これまで娘と向き合う時間がほとんどなかった分、一緒にいる時間が増えると、生活態度のあれこれが目に付くようになった。でも、そこで小言を言ったらケンカになるだけ。ぐっと我慢しつづけたある日の夕飯時のことだった。
由美さんが最後まで箸をつけずに残していた刺身を、もう食べないのだと思った吉川さんが飼い猫に与えると、「『子どもより猫が大事なの』と、大変な剣幕で怒り出したのです。その後も、『ママはずっと私より仕事、私より教え子だった。いつも私は後回し』と泣き出してしまって」。
小さい頃に甘えられなかった分、子ども返りをしているのかもしれないと語る吉川さん。ただその時、泣きながら娘が放った、「ママと私は違うの。私はママのように生きられない。私に何も期待しないで」という言葉が胸に刺さっていた。
「将来のため、常に努力してきた私の人生は、娘の目にどう映っているのでしょう」
どこで自分たちの生き方はすれ違ってしまったのか。今も悩みは尽きないそうだ。
「ありがとう」と言われたことがない
「昨年のクリスマスイブ以来、娘と2人だけで会うことはなくなりました。『遊びに行っていい?』と電話してきては訪ねてくる孫を、娘はわが家の玄関先まで送り届けるだけ。私の顔を見ようともしないんですよ」
と、ため息をつくのは、兵庫県在住の梅木美枝さん(65歳)。現在は、定年退職した70代の夫と2人暮らし。長男一家は東京に住んでいるが、短大を出て地元で就職した娘の春香さん(38歳)は、車で30分ほどの場所に暮らしている。

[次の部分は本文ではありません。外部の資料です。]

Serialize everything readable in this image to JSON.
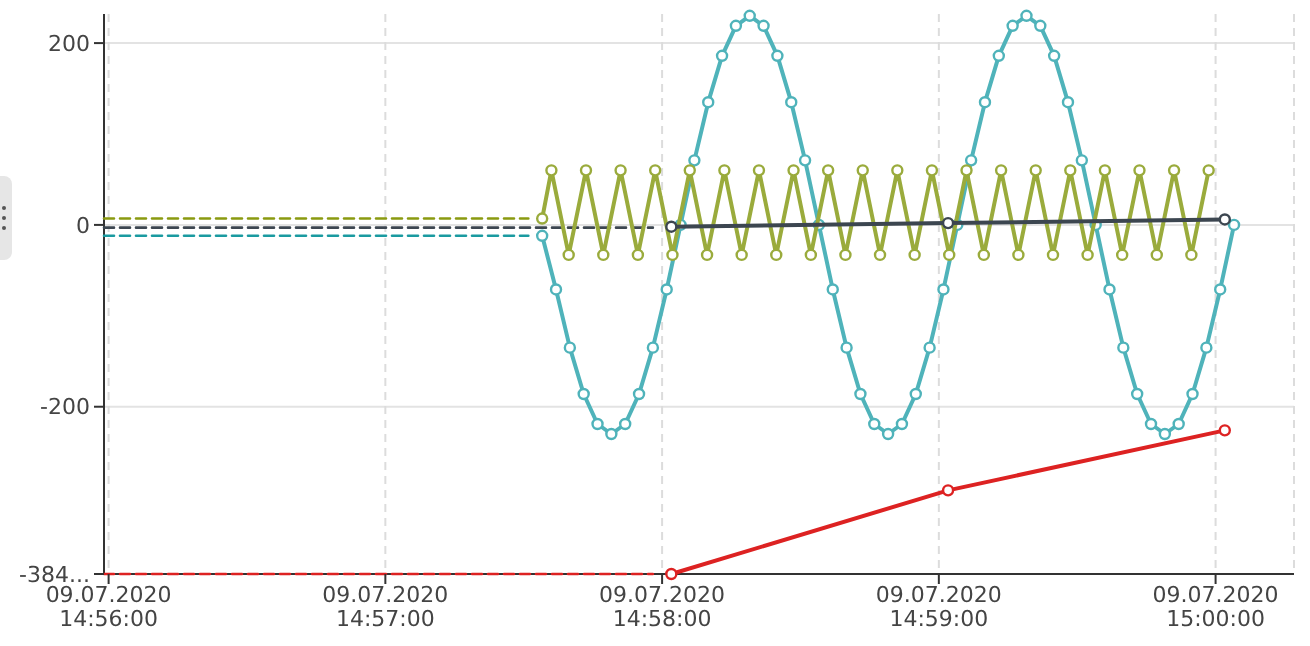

娘とは昔から仲が良く、春香さんが25歳で結婚してからも、神戸で一緒にショッピングやカフェ巡りを楽しんできた梅木さん。「娘の夫の仕事が不規則なこと、休日もゲーム三昧で家事や育児を手伝ってくれないといった愚痴も、よく聞いてやったものです」と言う。
同じ敷地内に住む義理の両親は共働きで、子どもたち夫婦の生活には不干渉。そのため、2人の孫の出産時は春香さんを里帰りさせ、すべての面倒を梅木さんがみたそうだ。
「私は実家が遠方だったので、頼る人は誰もいませんでした。38度の熱でフラフラでも起きて、家事や育児をしていた。当時の自分を思い出すと、『娘には同じ苦労はさせたくない』と思ったんです」
その後も梅木さんは、孫育てから春香さんの愚痴聞きまで、サポートに奮闘する。娘から「夫が留守で寂しい」と連絡があれば3日に1度は実家に呼び、孫の習い事の送迎に車を出すなど惜しみなく協力してきた。
「娘たちには、幸せになってほしい。それだけを願って、13年間全力で支えてきたつもりです」
そこには、金銭的な援助も含まれていた。娘夫婦は結婚当初から夫が家計を握り、「娘から『夫は生活費を月6万円しか渡してくれない』と聞いたんです。幼子を2人も抱えて、それは少なすぎ。心配で心配で……」。
思いあまった梅木さんは、娘の夫の職場へ連絡。月々の給与と賞与の額を聞き出した。その金額をもとに、生活費の増額を夫に訴えるよう春香さんに促したそうだ。しかし夫は「パートにでも出ればいい」と応じない。